Is the answer to our feeble human minds needing to grapple with increasing quantities of big data to stand in a purpose built room immersed in complex data visualisations while wearing an array of sensors that track our physiological reactions? A group of European Commission-backed scientists believe so.
They’re attempting to quantify — and, they claim, enhance — cognition by building a sensor-based data visualisation system that dynamically changes the complexity level of the data on display in response to human triggers, such as gestures, eye movements and heart rate.
The basic concept underpinning this research, which has attracted €6.5 million in European Union funding under the Future and Emerging Technologies Scheme, is that a data display system can be more effective if it is sensitive to the human interacting with it, enabling it to modify what’s on display based on tracking and reacting to human stress signifiers.
The project is called CEEDS — aka Collective Experience of Empathetic Data Systems — and involves a consortium of 16 different research partners across nine European countries: Finland, France, Germany, Greece, Hungary, Italy, Spain, the Netherlands and the UK. The “immersive multi-modal environment” where the data sets are displayed, as pictured above — called an eXperience Induction Machine (XIM) — is located at Pompeu Fabra University, Barcelona.
On the cognition enhancement side, the system can apparently respond to the viewer’s engagement and stress levels by guiding them to areas of data that are potentially more interesting to them, based on tracking their physiological signals and signposting them to click through to particular parts of a data set.
Again, the core concept driving the research is that as data sets become more complex new tools are required to help us navigate and pin down the bits and bytes we do want to lock on to. Potential use cases envisaged for the XIM technology include helping students study more efficiently.
Early interest in the tech is coming from museums, with the XIM concept offering a way to provide museum visitors with a personalised interactive environment for learning. Indeed, CEEDs’ tech has been used at the Bergen-Belsen memorial site in Germany for two years. The team says now that discussions are ongoing with museums in the Netherlands, the UK and the US ahead of the 2015 commemorations of the end of World War II.
It also says it’s in talks with public, charity and commercial organisations to further customise “a range of CEEDs systems” to their needs — with potential applications including a virtual retail store environment in an international airport and the visualisation of soil quality and climate in Africa to help local farmers optimise crop yields.
The concept of an information system watching and reacting to the person absorbing information from it is interesting (plus somewhat creepy, given it is necessarily invasive), although more so if the system does not have to be room-sized — and require the wearing of an entire uniform of sensors — to function.
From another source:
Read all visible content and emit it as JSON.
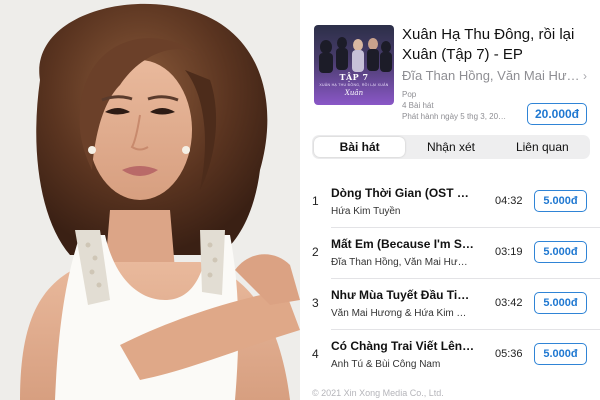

It’s conceivable to imagine a lighter weight version of this concept, which — for instance — could track what a mobile user is looking at via cameras on the front of their device and monitor additional physiological reactions by syncing with any connected wearables they have on their person, combining those inputs to make judgements on how engaged they are in particular content, for instance.
Whether that sort of tech will be used to generally aid human understanding remains to be seen. It seems more likely it will be leveraged by advertisers in an attempt to make their content more sticky.
Indeed, Amazon has already released a phone that has four cameras on the front — ostensibly to power a head-tracking 3D effect on the interface of its Fire Phone but well positioned to watch the reactions of the person using the device as they look at things they might be thinking of buying.
So, as we devise and introduce more systems that are designed to watch and monitor us and our reactions, it’s worth remembering that any complex system with eyes is only as impartial as the algorithmic entity powering it.